Bölüm 461

avatar
7356 17

I Shall Seal The Heavens - Bölüm 461


Bölüm 461: Zhao Youlan ile Yeniden Karşılaşmak!



Bu bölgedeki Ölümsüzlük Köprü Taşları tarafından yaratılan dünyalar arasında Meng Hao’nun yeşim kayış haritasında listelenenlerden en büyüğü buydu. Meng Hao üç yüz metrelik kayasının üstünde durdu ve bölgeyi gözden geçirdi.



Yukarıdaki gökyüzü son derece dengeliydi; sadece birkaç çatlak görülüyordu. Dağlar yükselip alçalıyordu ve antik harabeler her yeri kaplamış haldeydi.



Kaya havada ilerlerken Meng Hao aşağıya doğru baktı. Aniden aşağıdaki dağların doğal yollarda oluşmadığını fark edince bakışı titreşti. Bu dağlar birbirlerine bir desen şeklinde bağlanmıştı.



Meng Hao daha önce de böyle bir şey fark etmişti. Keşfettiği daha önceki dünyalar da buna benzer görüntülere sahipti. Fakat o dünyalar çok küçüktü, bu yüzden fenomen çok net değildi.



Fakat bu dünya çok büyüktü. Yukarıdan bakınca dağlar insana çok tuhaf bir hissiyat veriyordu.



Onlar büyü sembollerine benziyorlar...” En mantıklı olan buydu. Köprü Harabeleri Alemine ilk geldiği zaman gördüğü yıldızlar boyunca uzanana antik bir kavisli köprüyü oluşturan sayısız kaya parçasını düşündü. O zaman ayrıca büyü sembolleri de görmüştü.



Belli ki bu dağ silsilesini oluşturan dağlar büyü sembollerinden başka bir şey değildi. Bu dünyanın enginliği sayesinde Meng Hao onları net bir şekilde görebilmişti.

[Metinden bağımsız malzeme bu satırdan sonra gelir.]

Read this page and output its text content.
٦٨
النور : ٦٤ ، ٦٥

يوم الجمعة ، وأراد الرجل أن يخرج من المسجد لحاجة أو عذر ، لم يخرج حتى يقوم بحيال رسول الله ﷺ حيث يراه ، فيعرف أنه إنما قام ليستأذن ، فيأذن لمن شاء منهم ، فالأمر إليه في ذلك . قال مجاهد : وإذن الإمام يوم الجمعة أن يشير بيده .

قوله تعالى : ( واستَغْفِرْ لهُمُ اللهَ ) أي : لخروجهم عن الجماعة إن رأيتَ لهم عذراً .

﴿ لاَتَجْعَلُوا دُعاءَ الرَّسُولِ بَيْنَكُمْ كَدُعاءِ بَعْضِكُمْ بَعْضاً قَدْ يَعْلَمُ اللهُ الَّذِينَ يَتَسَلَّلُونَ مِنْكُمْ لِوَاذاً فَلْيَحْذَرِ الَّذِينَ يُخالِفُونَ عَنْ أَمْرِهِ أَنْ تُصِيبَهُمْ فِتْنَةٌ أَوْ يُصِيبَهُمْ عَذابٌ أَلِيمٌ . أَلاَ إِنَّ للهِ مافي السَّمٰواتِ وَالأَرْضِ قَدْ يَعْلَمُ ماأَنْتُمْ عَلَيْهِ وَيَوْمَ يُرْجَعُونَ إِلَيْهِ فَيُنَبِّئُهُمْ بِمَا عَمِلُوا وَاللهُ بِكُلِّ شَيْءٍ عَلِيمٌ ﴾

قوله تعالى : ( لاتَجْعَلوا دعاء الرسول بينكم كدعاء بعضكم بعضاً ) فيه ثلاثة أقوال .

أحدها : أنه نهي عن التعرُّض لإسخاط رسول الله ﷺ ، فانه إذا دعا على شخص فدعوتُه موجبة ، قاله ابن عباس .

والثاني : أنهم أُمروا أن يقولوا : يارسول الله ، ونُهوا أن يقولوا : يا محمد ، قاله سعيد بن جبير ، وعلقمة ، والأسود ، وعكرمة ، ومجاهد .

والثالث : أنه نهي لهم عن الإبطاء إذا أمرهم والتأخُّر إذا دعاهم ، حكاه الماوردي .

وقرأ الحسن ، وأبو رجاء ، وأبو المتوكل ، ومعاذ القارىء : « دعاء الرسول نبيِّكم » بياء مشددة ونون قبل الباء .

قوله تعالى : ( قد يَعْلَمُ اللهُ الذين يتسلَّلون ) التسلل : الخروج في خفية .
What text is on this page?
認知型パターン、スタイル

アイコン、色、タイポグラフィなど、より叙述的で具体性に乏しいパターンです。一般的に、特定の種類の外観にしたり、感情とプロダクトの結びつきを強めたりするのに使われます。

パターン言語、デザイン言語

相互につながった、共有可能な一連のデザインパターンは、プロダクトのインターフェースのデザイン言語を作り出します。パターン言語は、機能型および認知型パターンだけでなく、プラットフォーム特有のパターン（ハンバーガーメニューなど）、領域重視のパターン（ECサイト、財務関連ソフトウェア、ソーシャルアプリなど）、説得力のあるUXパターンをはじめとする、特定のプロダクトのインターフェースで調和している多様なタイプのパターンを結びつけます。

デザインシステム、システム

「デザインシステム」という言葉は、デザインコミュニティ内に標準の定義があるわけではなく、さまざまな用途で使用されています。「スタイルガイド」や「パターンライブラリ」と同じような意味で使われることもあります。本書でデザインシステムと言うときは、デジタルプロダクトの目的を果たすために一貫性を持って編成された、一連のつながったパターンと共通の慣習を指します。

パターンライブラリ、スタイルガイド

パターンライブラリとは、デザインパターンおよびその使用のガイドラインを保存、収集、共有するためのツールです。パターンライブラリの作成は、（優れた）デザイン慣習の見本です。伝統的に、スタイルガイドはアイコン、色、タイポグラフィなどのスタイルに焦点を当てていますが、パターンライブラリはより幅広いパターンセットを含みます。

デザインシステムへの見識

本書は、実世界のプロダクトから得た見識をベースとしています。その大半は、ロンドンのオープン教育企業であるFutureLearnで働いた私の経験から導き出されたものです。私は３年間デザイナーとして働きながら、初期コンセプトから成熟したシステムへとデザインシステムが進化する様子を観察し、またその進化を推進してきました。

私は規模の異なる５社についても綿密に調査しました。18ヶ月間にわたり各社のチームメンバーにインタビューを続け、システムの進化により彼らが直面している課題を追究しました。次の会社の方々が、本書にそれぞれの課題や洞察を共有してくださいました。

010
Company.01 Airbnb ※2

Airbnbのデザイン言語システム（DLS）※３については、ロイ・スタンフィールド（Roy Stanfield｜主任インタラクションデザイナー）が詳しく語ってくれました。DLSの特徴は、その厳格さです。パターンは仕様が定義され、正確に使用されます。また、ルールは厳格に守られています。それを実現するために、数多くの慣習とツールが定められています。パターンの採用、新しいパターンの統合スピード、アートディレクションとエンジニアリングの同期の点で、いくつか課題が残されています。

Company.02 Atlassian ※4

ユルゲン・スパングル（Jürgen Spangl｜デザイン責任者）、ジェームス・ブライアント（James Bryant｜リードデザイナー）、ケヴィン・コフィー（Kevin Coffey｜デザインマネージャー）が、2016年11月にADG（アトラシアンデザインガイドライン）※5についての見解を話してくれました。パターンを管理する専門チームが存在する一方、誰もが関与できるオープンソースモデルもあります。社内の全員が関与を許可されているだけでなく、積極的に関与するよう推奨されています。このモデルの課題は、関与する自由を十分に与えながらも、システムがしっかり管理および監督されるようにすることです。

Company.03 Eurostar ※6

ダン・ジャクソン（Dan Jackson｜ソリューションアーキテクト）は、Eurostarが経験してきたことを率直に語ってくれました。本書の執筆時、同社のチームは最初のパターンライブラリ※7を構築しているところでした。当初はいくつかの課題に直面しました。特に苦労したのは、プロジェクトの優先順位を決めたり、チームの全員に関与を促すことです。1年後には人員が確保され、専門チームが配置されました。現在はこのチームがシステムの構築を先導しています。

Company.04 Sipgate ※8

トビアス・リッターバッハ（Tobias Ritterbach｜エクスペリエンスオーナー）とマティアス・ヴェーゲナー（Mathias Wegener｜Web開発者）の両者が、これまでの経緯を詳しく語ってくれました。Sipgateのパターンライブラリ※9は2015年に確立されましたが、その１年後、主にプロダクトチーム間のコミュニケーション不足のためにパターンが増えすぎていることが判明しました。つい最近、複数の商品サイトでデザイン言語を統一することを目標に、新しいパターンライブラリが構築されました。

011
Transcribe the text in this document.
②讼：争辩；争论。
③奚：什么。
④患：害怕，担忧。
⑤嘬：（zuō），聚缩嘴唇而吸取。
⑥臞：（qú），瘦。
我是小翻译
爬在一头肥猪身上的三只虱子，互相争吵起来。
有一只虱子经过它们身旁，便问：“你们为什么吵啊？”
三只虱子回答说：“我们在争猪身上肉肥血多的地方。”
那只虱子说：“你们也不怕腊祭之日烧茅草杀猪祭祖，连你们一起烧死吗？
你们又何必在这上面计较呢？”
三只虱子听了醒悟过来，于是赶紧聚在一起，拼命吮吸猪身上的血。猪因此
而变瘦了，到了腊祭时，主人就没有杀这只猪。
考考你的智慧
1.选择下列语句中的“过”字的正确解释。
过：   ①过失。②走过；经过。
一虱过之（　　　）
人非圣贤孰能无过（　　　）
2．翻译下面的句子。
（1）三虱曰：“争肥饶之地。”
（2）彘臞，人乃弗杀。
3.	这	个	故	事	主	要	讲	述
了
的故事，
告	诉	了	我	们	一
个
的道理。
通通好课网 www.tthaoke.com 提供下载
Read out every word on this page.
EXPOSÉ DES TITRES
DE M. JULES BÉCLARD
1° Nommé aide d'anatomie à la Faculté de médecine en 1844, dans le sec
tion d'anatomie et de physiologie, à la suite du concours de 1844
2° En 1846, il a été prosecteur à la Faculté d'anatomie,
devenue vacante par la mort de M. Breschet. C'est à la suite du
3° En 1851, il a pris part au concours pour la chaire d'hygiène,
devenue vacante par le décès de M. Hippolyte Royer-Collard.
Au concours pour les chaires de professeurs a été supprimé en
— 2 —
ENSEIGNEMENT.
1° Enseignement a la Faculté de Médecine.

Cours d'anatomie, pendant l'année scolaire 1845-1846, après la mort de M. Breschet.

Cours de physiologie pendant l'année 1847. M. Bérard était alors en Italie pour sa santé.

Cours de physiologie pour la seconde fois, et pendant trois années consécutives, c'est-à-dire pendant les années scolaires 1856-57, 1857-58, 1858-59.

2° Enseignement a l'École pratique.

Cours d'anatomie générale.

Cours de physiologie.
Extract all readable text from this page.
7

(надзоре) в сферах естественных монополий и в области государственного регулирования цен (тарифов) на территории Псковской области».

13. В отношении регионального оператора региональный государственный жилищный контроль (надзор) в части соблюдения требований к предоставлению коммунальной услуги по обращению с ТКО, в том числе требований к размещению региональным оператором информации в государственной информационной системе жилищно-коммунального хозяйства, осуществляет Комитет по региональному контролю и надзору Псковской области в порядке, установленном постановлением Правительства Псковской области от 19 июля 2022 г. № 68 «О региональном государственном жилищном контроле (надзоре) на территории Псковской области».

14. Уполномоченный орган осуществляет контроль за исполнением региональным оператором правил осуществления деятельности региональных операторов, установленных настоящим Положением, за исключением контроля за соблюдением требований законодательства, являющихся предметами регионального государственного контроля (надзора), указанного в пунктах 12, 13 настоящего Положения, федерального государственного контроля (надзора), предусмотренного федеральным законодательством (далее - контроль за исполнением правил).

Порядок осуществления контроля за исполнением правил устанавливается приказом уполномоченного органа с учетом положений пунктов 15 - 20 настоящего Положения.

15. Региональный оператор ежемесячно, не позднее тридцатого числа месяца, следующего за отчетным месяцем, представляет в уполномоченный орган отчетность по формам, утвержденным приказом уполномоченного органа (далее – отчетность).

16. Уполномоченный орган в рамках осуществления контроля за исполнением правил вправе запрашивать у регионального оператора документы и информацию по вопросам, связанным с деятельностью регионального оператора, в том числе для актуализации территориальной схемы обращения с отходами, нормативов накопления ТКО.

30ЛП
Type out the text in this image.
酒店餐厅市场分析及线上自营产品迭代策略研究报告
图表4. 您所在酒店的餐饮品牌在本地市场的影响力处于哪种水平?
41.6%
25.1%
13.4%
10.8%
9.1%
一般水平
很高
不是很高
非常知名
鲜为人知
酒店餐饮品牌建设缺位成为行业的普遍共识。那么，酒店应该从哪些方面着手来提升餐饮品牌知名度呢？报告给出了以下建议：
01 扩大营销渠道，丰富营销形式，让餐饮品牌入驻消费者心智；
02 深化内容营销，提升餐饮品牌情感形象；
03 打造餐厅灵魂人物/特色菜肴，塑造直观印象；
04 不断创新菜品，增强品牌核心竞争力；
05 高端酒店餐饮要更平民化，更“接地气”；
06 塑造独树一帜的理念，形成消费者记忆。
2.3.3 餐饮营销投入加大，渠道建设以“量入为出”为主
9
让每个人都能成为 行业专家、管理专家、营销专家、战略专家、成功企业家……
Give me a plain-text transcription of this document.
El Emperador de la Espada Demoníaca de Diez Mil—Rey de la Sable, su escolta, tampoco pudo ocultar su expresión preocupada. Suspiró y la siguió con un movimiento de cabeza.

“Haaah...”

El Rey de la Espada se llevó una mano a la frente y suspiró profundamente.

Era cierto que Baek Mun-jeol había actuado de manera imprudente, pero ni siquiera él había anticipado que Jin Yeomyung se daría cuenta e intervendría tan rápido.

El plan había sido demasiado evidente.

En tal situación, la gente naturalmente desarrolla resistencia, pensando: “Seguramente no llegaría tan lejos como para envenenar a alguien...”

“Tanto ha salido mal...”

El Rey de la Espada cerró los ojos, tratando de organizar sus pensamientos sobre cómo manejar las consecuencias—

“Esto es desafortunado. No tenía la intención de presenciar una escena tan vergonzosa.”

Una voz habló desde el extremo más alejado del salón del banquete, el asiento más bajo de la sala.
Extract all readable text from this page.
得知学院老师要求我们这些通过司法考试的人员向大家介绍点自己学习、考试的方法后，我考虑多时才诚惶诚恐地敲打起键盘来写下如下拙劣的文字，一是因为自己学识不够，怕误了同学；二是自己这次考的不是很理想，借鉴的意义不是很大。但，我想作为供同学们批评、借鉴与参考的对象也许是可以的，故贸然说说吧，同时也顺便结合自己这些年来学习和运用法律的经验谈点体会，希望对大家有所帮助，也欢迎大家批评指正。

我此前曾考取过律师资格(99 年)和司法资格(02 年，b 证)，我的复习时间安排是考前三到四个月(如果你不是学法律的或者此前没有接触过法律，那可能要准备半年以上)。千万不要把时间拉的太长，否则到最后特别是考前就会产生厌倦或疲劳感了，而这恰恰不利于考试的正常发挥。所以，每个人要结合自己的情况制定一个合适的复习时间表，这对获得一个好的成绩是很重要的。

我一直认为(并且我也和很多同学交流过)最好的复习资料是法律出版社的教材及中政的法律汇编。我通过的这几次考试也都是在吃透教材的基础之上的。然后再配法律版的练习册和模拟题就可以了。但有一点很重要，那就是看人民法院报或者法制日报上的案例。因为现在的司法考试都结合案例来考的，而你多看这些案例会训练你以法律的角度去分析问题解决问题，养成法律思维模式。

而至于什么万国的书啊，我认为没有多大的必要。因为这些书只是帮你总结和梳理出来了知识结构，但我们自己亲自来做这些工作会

Ölümsüz Yürüyüş Köprüsünü kaplayan büyülü sembollerin her biri büyük ihtimalle bir Göksel Tılsım.” Meng Hao’nun vücudunun içindeki Ölümsüz Yol Gösterir Qi’si deveran etti ve sol gözünü hızlı bir şekilde defalarca kırparak daha önce Papağandan aldığı Göksel Görüş tekniğini açtı.



R.N: Bu tekniği 318. bölümde almıştı.



Meng Hao tekniği açtığı anda vücudu titredi. Sol gözüyle aşağı baktığında gördüğü şey dağlar değil, gökyüzüne doğru başlarını kaldırmış olan çok sayıda Ejderhaydı.



Ejderhaların bir çoğu kırılmış olsa da bazıları büyük oranda sağlamdı. Onların kükreyişleri son derece şok ediciydi.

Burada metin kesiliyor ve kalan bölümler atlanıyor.